Haji Shahrurrizam bin Tuah, managing director of SC Oilfields and Logistics, echoed this sentiment. “An experienced workforce is vital in this sector and having knowledgeable staff is a must. It takes a minimum of five years to train a new worker on well operations, and it can be a challenge to train and retain quality human resources,” he told OBG.
Others within the industry suggest that, given the additional benefits and allowances required to hire expatriates, employing local staff will be cost-effective. One operator told OBG that they have been able to cut costs by $2m via hiring new local staff.
Another firm that has a strong record on Bruneian employment is Megamas, a local training company working with oilfield operators such as Brunei Shell Petroleum, amongst others. Bruneians account for about 85% of its staff. The general manager, Roger Ainsworth, told OBG that achieving such rates simply requires understanding incentive structures and the investment requirements to support the local market. According to Ainsworth, “Megamas believes offering the right terms and conditions is one of the major steps regarding local Bruneian recruitment and development, which is an investment in the long term that should not be underestimated.” With activity picking up in the sector as a result of government targets to double oil and gas production by 2035, there should be plenty of opportunities to bolster local involvement. This will be especially important in oilfield and associated services. Indeed, the government has placed equal emphasis on local content as well as employment.

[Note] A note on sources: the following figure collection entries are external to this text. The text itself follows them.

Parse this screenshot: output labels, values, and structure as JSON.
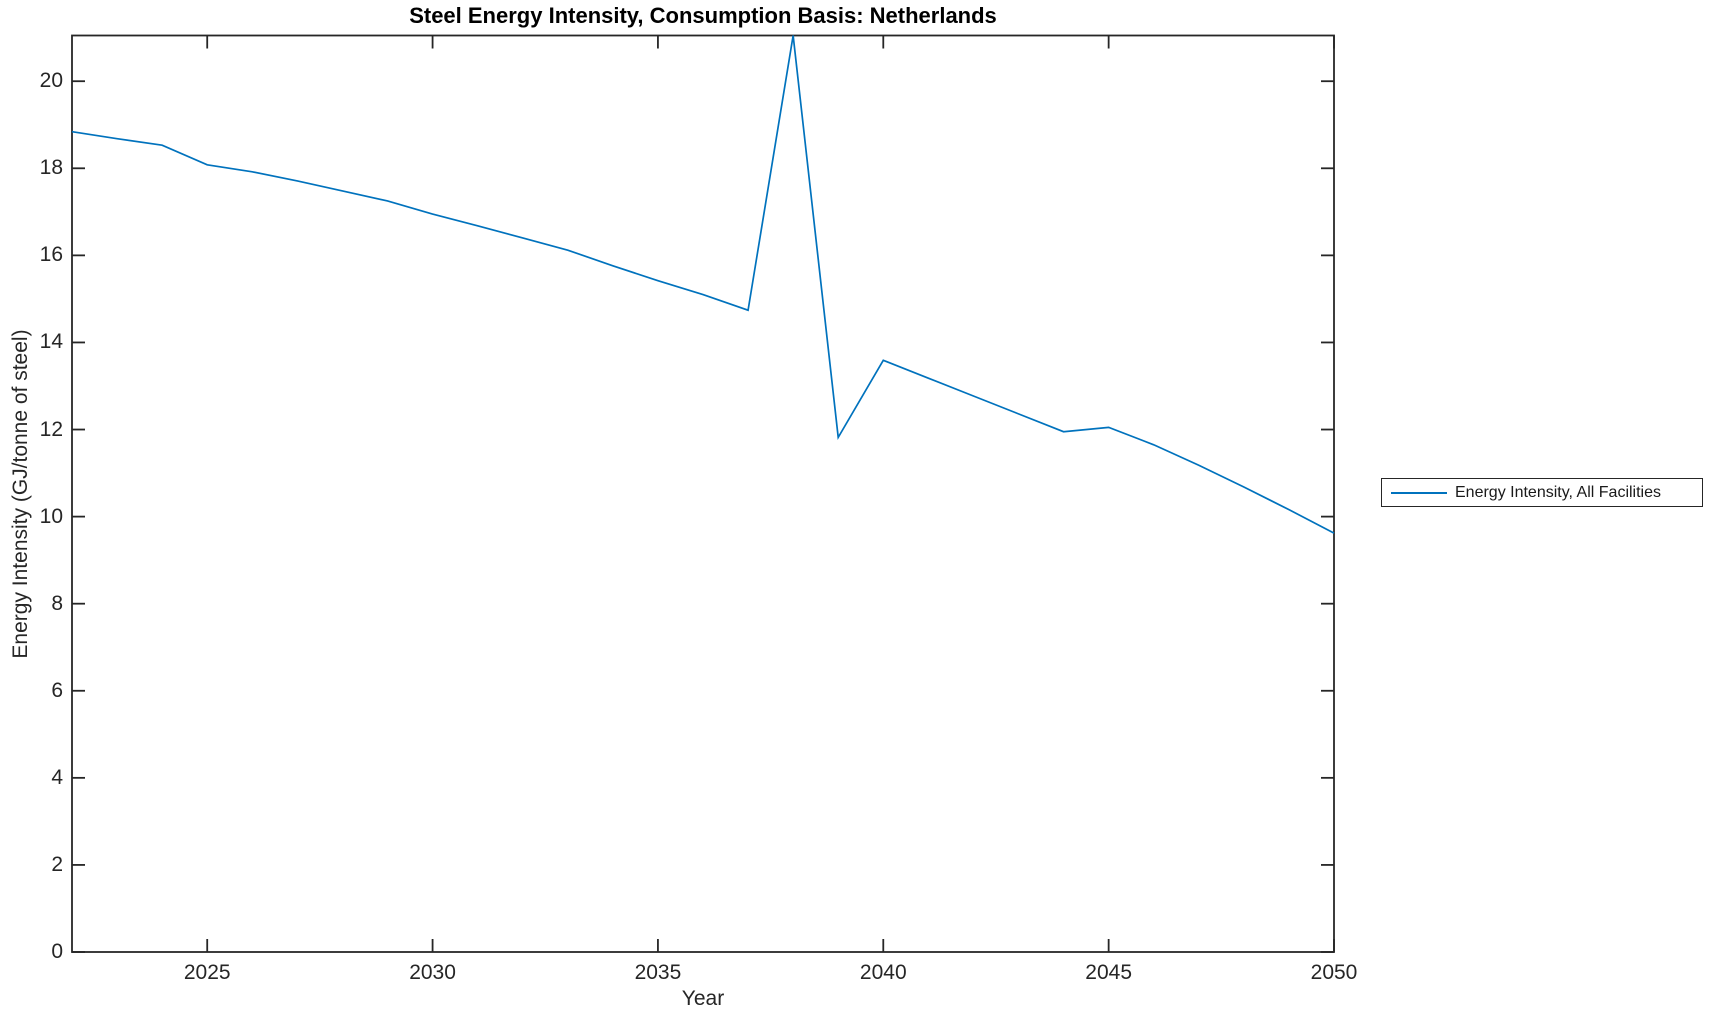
{
  "figure": {
    "title": "Steel Energy Intensity, Consumption Basis: Netherlands",
    "xlabel": "Year",
    "ylabel": "Energy Intensity (GJ/tonne of steel)",
    "legend": {
      "entries": [
        {
          "label": "Energy Intensity, All Facilities",
          "color": "#0072BD"
        }
      ],
      "position": "right-outside"
    }
  },
  "colors": {
    "series_blue": "#0072BD",
    "axis": "#262626",
    "background": "#ffffff"
  },
  "chart_data": {
    "type": "line",
    "title": "Steel Energy Intensity, Consumption Basis: Netherlands",
    "xlabel": "Year",
    "ylabel": "Energy Intensity (GJ/tonne of steel)",
    "x": [
      2022,
      2023,
      2024,
      2025,
      2026,
      2027,
      2028,
      2029,
      2030,
      2031,
      2032,
      2033,
      2034,
      2035,
      2036,
      2037,
      2038,
      2039,
      2040,
      2041,
      2042,
      2043,
      2044,
      2045,
      2046,
      2047,
      2048,
      2049,
      2050
    ],
    "series": [
      {
        "name": "Energy Intensity, All Facilities",
        "color": "#0072BD",
        "values": [
          18.84,
          18.68,
          18.53,
          18.08,
          17.92,
          17.71,
          17.48,
          17.25,
          16.95,
          16.68,
          16.4,
          16.12,
          15.76,
          15.42,
          15.1,
          14.74,
          21.05,
          11.82,
          13.59,
          13.18,
          12.77,
          12.36,
          11.95,
          12.05,
          11.65,
          11.18,
          10.68,
          10.16,
          9.62
        ]
      }
    ],
    "xlim": [
      2022,
      2050
    ],
    "ylim": [
      0,
      21.05
    ],
    "xticks": [
      2025,
      2030,
      2035,
      2040,
      2045,
      2050
    ],
    "yticks": [
      0,
      2,
      4,
      6,
      8,
      10,
      12,
      14,
      16,
      18,
      20
    ],
    "grid": false,
    "legend_position": "right-outside"
  }
}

ENCOURAGING SIGNS: One strategy that the government is keen to pursue is encouraging strong local companies to invest in assets such as rigs. Such a move would potentially have important implications for the heavyweight services firms. If local firms invest in rigs, the larger firms could be contracted to manage these assets backed by a Bruneian owner. However, as the government has also explicitly laid out in Directive 2, the desire is for local firms to be directly involved in the industry, not just acting as agents for contracts.
One local firm already thriving in the market is QOS. It has built up a steady base of contracts with international oil companies, with a strong reputation and ambitions to grow locally and internationally. Rudy Borhan, general manager of QOS, told OBG, “We can see potential business coming up three to five years down the road. They are diversifying now with more players, so it provides more opportunities.” The government hopes these opportunities will stimulate growth for local firms.